Il Nuovo Galliera si ferma anche in Regione

Jean Nouvel forse ha esagerato con il suo nuovo padiglione della Fiera. Probabilmente quei 50 o più centimetri di troppo devono essergli scappati dalla matita sul progetto. Ma l’importante è che nessuno ci voglia mettere becco. E se i residenti di Carignano mugugnano un po’ come molti genovesi che hanno «perso» la vista mare anche dalla Sopraelevata, pazienza. Il Comune può far quello che vuole. È questa in sintesi la risposta che l’assessore regionale all’Urbanistica Carlo Ruggeri ha dato a chi (Matteo Rosso, consigliere del Pdl, nella fattispecie) chiedeva più attenzione e un intervento severo della Regione.
L’interrogazione faceva anche riferimento all’innalzamento del tetto del Padiglione. E nel corso dell’esposizione Rosso ha citato anche notizie apparse di recente sui giornali secondo cui il Comune farebbe finta di nulla sulla denuncia a proposito dell’abuso commesso mentre la Fiera avrebbe già chiesto la sanatoria. Ruggeri non ha affatto gradito. Prima ha spiegato come il Comune di Genova abbia una delega sul piano urbanistico, per cui è legittimato a fare ciò che ritiene. Poi, sul caso della sanatoria in corso, ha aggiunto che il particolare non era presente nel testo dell’interrogazione. Quindi silenzio, la Regione cerca un catino pieno d’acqua e se ne lava le mani. Il consigliere del Pdl ha spiegato che la sanatoria non era citata nell’interrogazione semplicemente perché il testo era stato presentato nel dicembre scorso e solo ieri è stato discusso, mentre la notizia sulla sanatoria è di pochi giorni fa. Ma soprattutto Rosso ha ricordato che la Regione ha un proprio rappresentante nel consiglio della Fiera, è socia dell’ente e ha il diritto e il dovere di chiedere al presidente cosa stia accadendo.

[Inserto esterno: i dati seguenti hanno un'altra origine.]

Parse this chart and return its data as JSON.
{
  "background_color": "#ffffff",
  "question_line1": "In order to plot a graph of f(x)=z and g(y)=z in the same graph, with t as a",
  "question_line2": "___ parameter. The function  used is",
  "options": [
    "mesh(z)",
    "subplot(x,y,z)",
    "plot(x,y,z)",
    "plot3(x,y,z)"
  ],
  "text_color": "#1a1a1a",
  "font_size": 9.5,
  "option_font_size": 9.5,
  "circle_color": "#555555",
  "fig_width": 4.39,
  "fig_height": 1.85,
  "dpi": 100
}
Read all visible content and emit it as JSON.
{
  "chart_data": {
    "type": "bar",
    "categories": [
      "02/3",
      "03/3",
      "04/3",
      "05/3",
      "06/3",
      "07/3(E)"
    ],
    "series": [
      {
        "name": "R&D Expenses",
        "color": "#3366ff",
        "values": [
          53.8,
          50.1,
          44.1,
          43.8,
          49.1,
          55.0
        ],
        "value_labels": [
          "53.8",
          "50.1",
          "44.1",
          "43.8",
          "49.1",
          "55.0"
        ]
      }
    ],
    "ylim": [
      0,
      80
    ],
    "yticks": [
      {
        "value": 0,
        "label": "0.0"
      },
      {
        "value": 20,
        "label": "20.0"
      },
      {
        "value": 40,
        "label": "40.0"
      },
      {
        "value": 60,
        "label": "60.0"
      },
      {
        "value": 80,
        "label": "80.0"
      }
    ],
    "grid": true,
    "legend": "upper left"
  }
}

Ma i «guai» di Carignano non finiscono qui. Perché è proprio di questi giorni l’altro tema dolente che vede i cittadini contro il Comune per il progetto del Nuovo Galliera. Un progetto che rischiava di passare nel silenzio generale nonostante prevedesse anche novità che con l’ammodernamento dell’ospedale avevano ben poco a che vedere. L’audizione del comitato di residenti con i capigruppo del Comune ha fatto scattare l’allarme convincendo gli stessi esponenti della maggioranza a cercare ulteriori approfondimenti. Soprattutto sull’inserimento nel progetto di un supermercato e di strutture interrate per circa venti metri. Un allarme che arriva anche in Regione, con lo stesso Matteo Rosso a coinvolgere nel processo decisionale anche la giunta di piazza De Ferrari.
«Considerato il ruolo prioritario della Regione nella programmazione sanitaria, ritengo che sia necessaria e urgente un'audizione in Commissione Sanità del Comitato "Cittadini per Carignano" - fa sapere Matteo Rosso, che oltre che consigliere regionale è anche vicepresidente della Commissione Sanità - Conosco bene Carignano, anche perché ci vivo, e, pur condividendo la necessità di una riorganizzazione anche strutturale dell'Ospedale Galliera, è doveroso valutare quale sia l'impatto per il quartiere. Non vorrei che questa giunta di sinistra, che con gli anni ha abbandonato al degrado le periferie, ora determinasse un decadimento anche dei quartieri residenziali. Ho scritto una lettera urgente al Presidente della Commissione regionale Sanità perché la questione sia affrontata nei tempi più brevi possibili. Confido di avere presto una risposta soddisfacente».